Por Miguel Munárriz
Muchos años después he vuelto a la biblioteca de mi
pueblo, que ahora han rebautizado con el nombre de mi querido amigo, el poeta Alberto Vega, y volví a verme de adolescente
leyendo y recorriendo una y otra vez las estanterías.
Recordé algunos de
aquellos libros de mi formación lectora, como la obra completa de Lorca, en la edición en piel de Aguilar; los
tomitos blancos de tapa dura que guardaban la tragedias de Esquilo, de Eurípides y Sófocles, o la ciencia ficción con antologías en
gruesos volúmenes de la serie, “Novelas de anticipación”.
En esa búsqueda me
iba encontrando con Mihura, Aldecoa, Cela, Gironella, Alfonso Daudet, Molière, Galdós…,
descubriendo, sin saber lo que estaba haciendo, un modo de estar en el mundo.
Para algunos de mis amigos de entonces la lectura era un suplicio; aún faltarían muchos años para que Daniel Pennac publicara Como una novela, porque el tiempo al que me refiero era pródigo en mandatos en donde se practicaba la equivocación de la lectura obligatoria, y a pesar de que “el verbo leer no soporta el imperativo”, a mí me tenían que decir todo lo contrario.
Si elaboráramos una carta de derechos de la lectura
deberíamos comenzar por el derecho a no leer. Vivimos rodeados de personas a
las que nunca se nos ocurriría regalarles un libro. No leen, sea porque no
sienten necesidad o porque tienen demasiadas cosas que hacer, o porque
sencillamente no les gusta leer. Esas personas no nos pedirán nuestra opinión
sobre lo último que hemos leído. Son tan “humanos” como nosotros –sigue
diciendo Pennac– absolutamente sensibles a las desdichas del mundo, pero hete
aquí que no leen. Son muy libres de no hacerlo. En el fondo, el deber de educar
consiste en iniciar a los niños en la literatura, en darles los medios para que
puedan juzgar con libertad si sienten o no la necesidad de los libros, porque
ya es de por sí bastante triste excluirse voluntariamente de ese ámbito, tan
necesario para muchos de nosotros, que es la lectura.

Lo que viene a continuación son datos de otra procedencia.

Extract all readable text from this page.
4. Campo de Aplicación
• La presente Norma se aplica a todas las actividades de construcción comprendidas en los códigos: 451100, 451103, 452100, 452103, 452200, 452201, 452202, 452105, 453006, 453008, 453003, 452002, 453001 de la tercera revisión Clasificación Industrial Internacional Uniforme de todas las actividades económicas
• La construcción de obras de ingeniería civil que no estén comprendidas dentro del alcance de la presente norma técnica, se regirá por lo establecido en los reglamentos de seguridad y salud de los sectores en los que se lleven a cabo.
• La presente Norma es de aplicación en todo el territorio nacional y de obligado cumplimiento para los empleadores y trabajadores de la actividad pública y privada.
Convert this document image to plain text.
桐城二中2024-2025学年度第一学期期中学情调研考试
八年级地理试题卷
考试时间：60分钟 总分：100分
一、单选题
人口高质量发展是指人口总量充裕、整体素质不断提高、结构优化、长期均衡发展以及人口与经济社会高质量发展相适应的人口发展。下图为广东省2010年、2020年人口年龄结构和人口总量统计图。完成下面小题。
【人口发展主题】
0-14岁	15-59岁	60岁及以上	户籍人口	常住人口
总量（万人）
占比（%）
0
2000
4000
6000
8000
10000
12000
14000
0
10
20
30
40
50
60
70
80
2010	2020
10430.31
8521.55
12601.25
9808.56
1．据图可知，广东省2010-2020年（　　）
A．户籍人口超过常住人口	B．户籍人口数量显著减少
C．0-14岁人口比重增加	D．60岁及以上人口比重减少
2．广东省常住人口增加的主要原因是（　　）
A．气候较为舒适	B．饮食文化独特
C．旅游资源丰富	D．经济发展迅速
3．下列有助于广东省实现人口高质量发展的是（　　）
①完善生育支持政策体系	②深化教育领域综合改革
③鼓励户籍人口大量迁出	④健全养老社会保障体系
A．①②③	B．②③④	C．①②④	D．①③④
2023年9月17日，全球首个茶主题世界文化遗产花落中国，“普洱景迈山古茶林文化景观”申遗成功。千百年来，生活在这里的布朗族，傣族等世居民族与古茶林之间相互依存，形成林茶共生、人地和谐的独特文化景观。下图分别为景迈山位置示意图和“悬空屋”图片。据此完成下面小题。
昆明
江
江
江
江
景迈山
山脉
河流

Muchas veces nos encontraremos con personas que
leen pero cuyo concepto en nada coincide con el nuestro. Pennac se pregunta:
¿cómo se verá mañana la literatura que se escribe y se publica hoy?, ¿qué podrá
interesar de todo esto a nuestros nietos o a los hijos de estos? ¿Qué libros
recientes, de los que se suelen mencionar con respeto, nos gustaría conservar,
no para aumentar nuestra biblioteca sino para releerlos más adelante? Para
conocer las respuestas habría que salir de la tumba de vez en cuando –como
deseabaLuis Buñuel– y leer los periódicos para informarse
de la marcha del mundo. Claro que al paso que van los medios de comunicación no
estamos seguros de que para entonces existan diarios, ni siquiera información
como la conocemos ahora.
Nuestra relación con la literatura ya no sufre el
“chantaje cultural” de las listas de los más vendidos, pero cuando se
publicó El péndulo de Foucault, de todos los compradores,
¿cuántos lo habrán leído? O con Historia del Tiempo,
de Stephen Hawkins: son simples ejemplos del poder de
persuasión cultural de los medios de comunicación –que en mi opinión han
perdido– , y sobre todo la televisión, cuyo desprestigio se torna lo contrario
en cuanto se erige como prescriptor de cultura. Pennac cuenta este caso: “Los
turistas que llegan en autocares al territorio que Proustdescribió
en En busca del tiempo perdido, compran una magdalena y se
la toman con una infusión de tila para ver si sienten la misma iluminación que
él, pero, al no percibir nada, no comprenden que Proust repetía una costumbre
de su niñez y eso le traía el alma de entonces”.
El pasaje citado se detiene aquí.